Located on the steps between Queen’s Road and Gough St in Central, SLEEEP is Hong Kong’s very first capsule hotel
Long popular in Japan and other parts of Asia, capsule hotels offer travellers and business professionals a small space to lay their head over night at a lower cost than traditional hotels. Just opened in the Central district of Hong Kong, SLEEEP is the region’s first capsule offering, and was two (long) years in the making for local product developer Space is Ltd.
The firm, helmed by lifelong friends Alex Kot and Jun Rivers, first developed the SLEEEP prototype in response to Harvard's Dean Challenge asking for design proposals to address population challenges in urban environments. Two years later, they have realised the concept on their own in a small, former-residential space in Central/Sheung-Wan.
SLEEEP provides eight high quality, eco-friendly sleeping environments for clients on an hourly or nightly basis thanks to its patent-pending capsule – named SLPer®. Each SLPer provides an intimate space for the user that includes a plethora of functional and aesthetic details such as: a metal skin, real wood lining inside, rounded corners and even circadian lighting.
“With our new hospitality concept we hope to offer a sanctuary for people to relax and recharge.
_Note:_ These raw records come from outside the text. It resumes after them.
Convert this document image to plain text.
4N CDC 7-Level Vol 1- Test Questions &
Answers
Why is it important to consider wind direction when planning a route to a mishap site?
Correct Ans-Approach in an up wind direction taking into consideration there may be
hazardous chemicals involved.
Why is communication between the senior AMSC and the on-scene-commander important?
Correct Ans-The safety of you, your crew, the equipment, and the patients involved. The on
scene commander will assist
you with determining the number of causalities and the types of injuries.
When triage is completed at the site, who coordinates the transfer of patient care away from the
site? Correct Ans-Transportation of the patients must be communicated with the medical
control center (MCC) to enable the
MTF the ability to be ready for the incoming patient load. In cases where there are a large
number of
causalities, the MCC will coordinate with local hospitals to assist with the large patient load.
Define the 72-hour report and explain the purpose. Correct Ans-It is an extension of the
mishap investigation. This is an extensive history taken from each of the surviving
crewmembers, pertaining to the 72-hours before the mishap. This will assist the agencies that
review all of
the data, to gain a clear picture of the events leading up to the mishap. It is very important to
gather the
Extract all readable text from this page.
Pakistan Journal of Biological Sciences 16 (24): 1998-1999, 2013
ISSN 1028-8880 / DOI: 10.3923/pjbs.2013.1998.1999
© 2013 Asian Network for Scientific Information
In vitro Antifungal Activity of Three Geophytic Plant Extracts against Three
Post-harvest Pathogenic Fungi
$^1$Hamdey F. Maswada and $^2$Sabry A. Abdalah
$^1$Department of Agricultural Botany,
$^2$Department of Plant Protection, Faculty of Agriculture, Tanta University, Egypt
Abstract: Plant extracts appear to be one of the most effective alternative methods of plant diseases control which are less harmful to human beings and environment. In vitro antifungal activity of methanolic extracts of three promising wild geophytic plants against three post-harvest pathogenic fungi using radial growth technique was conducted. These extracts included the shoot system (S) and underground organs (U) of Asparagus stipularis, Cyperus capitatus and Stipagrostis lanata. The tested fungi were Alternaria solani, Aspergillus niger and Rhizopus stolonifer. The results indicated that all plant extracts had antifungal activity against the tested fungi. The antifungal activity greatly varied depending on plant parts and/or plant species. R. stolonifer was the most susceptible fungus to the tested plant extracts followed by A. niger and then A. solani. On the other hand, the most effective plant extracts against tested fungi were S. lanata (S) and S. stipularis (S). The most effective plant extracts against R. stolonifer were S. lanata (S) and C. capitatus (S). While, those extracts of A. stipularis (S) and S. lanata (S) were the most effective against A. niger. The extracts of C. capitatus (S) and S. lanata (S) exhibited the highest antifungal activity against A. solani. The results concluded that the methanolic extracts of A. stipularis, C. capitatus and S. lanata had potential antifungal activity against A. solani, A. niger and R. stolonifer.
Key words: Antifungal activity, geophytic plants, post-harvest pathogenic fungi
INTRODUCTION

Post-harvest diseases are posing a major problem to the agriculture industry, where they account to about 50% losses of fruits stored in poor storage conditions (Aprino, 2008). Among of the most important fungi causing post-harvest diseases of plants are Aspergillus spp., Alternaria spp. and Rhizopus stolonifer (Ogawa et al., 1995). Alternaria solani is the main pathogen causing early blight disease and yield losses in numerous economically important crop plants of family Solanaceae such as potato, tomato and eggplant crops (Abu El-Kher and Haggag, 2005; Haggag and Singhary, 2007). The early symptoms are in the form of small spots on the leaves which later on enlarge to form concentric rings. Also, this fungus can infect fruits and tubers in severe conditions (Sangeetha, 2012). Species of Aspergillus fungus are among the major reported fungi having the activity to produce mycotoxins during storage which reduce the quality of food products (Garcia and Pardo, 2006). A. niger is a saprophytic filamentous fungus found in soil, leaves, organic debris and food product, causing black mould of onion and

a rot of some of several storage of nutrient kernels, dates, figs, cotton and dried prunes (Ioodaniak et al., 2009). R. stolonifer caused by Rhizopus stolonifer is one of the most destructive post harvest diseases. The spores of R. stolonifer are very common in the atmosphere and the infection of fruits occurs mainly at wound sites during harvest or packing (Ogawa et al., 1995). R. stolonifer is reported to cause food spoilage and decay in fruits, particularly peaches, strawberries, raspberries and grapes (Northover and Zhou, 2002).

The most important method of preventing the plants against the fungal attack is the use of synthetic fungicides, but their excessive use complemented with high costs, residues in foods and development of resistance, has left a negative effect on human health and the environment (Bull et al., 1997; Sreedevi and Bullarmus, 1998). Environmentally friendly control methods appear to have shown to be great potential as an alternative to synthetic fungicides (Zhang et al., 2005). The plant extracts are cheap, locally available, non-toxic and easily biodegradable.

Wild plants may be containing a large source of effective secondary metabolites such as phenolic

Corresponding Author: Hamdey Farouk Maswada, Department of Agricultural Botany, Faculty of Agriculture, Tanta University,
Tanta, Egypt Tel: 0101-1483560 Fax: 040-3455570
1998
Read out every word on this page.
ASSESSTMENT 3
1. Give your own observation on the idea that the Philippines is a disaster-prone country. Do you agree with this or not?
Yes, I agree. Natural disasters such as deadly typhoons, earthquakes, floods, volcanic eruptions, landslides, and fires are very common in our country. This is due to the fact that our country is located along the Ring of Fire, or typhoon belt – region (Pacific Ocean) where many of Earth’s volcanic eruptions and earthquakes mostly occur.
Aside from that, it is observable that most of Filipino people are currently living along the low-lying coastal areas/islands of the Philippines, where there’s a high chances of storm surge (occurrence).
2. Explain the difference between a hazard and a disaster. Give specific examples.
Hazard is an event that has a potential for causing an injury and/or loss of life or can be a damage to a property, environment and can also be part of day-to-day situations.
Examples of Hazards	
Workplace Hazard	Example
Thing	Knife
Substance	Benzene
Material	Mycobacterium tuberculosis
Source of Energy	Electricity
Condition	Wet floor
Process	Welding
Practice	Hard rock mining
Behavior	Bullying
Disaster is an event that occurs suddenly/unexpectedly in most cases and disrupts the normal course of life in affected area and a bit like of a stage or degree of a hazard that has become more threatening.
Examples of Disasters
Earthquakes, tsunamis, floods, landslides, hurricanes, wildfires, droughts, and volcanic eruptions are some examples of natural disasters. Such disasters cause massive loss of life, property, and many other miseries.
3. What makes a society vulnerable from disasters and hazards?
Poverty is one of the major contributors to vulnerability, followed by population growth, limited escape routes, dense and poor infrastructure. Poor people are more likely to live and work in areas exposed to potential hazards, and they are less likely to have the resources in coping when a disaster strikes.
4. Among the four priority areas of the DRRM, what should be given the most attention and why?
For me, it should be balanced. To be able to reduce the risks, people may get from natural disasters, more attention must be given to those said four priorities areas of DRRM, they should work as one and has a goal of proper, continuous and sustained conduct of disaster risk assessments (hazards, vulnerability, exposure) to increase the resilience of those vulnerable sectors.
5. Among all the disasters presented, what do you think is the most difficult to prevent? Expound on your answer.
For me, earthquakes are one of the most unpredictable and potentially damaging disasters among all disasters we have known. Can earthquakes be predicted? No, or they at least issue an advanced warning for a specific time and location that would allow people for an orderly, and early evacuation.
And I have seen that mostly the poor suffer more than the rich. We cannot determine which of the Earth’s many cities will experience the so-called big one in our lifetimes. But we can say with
It's a breathing space within a suffocating environment”
Once inside, each guest is enclosed by an innovative magnetic curtain that is quiet to operate and effective for privacy. The circadian lighting, active air supply and climate control are utilised based on scientific findings to give its occupants the highest quality sleep possible, and we all want our eight hours a night!
"Sleep is an essential activity that is practiced by everyone, everyday, everywhere. Yet, in a stressful and overworked environment such as Hong Kong, that foundation is sacrificed in the name of improving living standards. We thought that contradictory and unsustainable." said Jun Rivers, one of the two founders of SLEEEP. "With our new hospitality concept we hope to offer a sanctuary for people to relax and recharge. It's a breathing space within a suffocating environment.”